Pegged as the preseason MW Player of the Year, Nance has lived up to his hype in Wyoming's first 17 games, averaging about 16 points and seven boards to go along with a block and a steal per game.
But Nance has a big-time supporting cast this year, headlined by the freakishly athletic point guard, Josh Adams, and dunk-city big man Derek Cooke, Jr.
If you don't believe the dunk-city line, just click below. (Warning: Aztec fans, don't click; this is from last year's game -- the one where Wyoming handed then-No. 5 SDSU its second loss of the season.)
Yes, the last time SDSU traveled to Laramie, the Cowboys stunned the MW and beat Fisher's squad 68-62 in a tough game in which SDSU fought back from a 14-point deficit in the second half.
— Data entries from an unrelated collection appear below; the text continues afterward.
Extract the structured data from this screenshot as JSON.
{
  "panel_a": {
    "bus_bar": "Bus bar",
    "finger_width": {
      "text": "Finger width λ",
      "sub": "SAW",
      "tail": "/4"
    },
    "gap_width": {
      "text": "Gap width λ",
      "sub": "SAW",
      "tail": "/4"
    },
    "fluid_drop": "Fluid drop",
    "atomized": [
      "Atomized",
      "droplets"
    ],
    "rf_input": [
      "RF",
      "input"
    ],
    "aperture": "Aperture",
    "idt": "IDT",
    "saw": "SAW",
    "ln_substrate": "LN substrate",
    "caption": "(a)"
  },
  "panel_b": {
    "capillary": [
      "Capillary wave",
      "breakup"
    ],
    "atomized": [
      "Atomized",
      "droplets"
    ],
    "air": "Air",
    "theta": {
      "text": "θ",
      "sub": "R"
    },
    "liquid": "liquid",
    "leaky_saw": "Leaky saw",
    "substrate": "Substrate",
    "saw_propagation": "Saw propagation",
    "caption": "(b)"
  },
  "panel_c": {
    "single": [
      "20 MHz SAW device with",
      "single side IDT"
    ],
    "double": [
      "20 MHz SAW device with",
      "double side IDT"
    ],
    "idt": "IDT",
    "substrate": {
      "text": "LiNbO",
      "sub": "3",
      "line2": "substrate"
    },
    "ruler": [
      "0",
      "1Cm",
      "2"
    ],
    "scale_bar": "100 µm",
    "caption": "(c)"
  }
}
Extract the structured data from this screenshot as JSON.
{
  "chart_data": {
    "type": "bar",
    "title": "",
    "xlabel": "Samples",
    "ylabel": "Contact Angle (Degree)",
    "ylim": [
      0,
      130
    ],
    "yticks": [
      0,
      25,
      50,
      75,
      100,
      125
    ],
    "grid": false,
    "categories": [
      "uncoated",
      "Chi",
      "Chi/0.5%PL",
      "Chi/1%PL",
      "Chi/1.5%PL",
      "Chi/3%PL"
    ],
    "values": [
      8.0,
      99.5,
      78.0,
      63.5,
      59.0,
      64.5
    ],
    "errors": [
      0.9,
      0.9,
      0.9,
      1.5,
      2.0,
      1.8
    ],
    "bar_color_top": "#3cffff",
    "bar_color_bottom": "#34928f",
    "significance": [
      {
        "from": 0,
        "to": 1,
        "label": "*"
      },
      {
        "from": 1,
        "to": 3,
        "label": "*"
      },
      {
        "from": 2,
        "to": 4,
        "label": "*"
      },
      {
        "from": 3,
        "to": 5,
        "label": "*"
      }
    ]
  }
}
"We know it's going to be a grind-it-out type of game," Quinn said. "(Wyoming) likes to run a lot of clock. We can't let them get anything easy in transition. We have to run our stuff and make them guard as well."
Last year this game was played on ESPNU. This year, ESPN2 will air it at 8 p.m. Pacific Time, 9 p.m. in Wyoming.
Prediction: These are your No. 1 and No. 2 teams in the MW come season's end. Wyoming takes this one at home, 60-59.